Ureteral ectopia can occur without duplication and is believed to result from the delayed incorporation of the distal ureter into the developing bladder, as described above.
The embryology of the ureterocele is debatable. Some believe that failure of the Chwalla membrane to break down at the distal ureter during development results in obstruction and saccular dilation. Others argue that aberrant signaling from the expanding urogenital sinus results in dilation of the distal ureter.
United States statistics
In autopsy series, the incidence of ureteral duplication is estimated at slightly less than 1%. In studies of young children with UTIs, the incidence of duplication rises to 8%. The incidence of ureteroceles has been reported to be in the range of 1 per 5,000-12,000 population. Approximately 10% are bilateral, 60-80% are ectopic, and 80% are associated with an upper-pole ureter of a duplex kidney. Single-system ectopic ureteroceles are rare, usually occur in males, and may be associated, in rare cases, with cardiac and genital anomalies. When ureteroceles arise from the upper pole of a duplicated kidney, the upper pole is frequently dysplastic.
Prenatally, ureteral duplication is commonly suggested by hydronephrosis when the upper-pole ureter is associated with obstruction or when the lower pole is associated with high-grade reflux.
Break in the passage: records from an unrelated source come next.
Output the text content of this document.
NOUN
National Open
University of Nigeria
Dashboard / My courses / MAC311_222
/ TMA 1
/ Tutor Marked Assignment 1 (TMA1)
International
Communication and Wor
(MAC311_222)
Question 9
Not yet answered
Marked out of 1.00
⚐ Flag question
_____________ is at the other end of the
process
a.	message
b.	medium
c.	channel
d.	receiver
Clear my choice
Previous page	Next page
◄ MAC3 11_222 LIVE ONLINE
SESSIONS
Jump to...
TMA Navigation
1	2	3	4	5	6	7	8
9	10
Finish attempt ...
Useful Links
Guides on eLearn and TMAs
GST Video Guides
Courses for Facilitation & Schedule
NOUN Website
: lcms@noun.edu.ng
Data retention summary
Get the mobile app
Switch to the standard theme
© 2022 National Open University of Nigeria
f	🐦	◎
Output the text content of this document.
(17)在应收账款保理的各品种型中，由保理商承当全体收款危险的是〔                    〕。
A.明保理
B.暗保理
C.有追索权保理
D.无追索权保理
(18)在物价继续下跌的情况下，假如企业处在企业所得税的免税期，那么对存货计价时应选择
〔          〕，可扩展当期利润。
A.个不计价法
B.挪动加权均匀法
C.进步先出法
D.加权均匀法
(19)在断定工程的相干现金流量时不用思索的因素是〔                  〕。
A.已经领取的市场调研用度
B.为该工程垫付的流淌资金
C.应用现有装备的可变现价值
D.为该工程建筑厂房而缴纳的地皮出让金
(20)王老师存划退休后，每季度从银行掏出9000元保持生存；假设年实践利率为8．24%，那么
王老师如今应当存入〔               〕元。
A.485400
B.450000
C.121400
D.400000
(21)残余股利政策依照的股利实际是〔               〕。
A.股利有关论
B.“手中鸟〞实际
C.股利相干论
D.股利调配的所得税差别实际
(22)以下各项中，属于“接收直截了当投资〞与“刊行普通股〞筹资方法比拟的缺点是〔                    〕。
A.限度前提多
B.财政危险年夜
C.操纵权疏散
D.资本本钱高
The duplication may present in early childhood or later in life, when UTI prompts evaluation.
Prenatally, ureteral ectopia is commonly detected when hydronephrosis is present because of obstruction. Ectopic ureters that enter below the urethral sphincter present at school age or later in girls who have failed to toilet train or who have had continuous drip incontinence.
Prenatally, ureteroceles are most commonly diagnosed when associated with hydronephrosis or in childhood when associated with UTI. When found in adults, they are usually intravesical, are associated with a single collecting system, are less likely to alter the function of the involved kidney, and may not be of clinical concern.
Ureteral duplication, ectopia, and ureteroceles are all more common in females. This may reflect the higher likelihood of UTIs in females, resulting in subsequent detection of the duplication.
Ureteroceles are more common in whites than in blacks.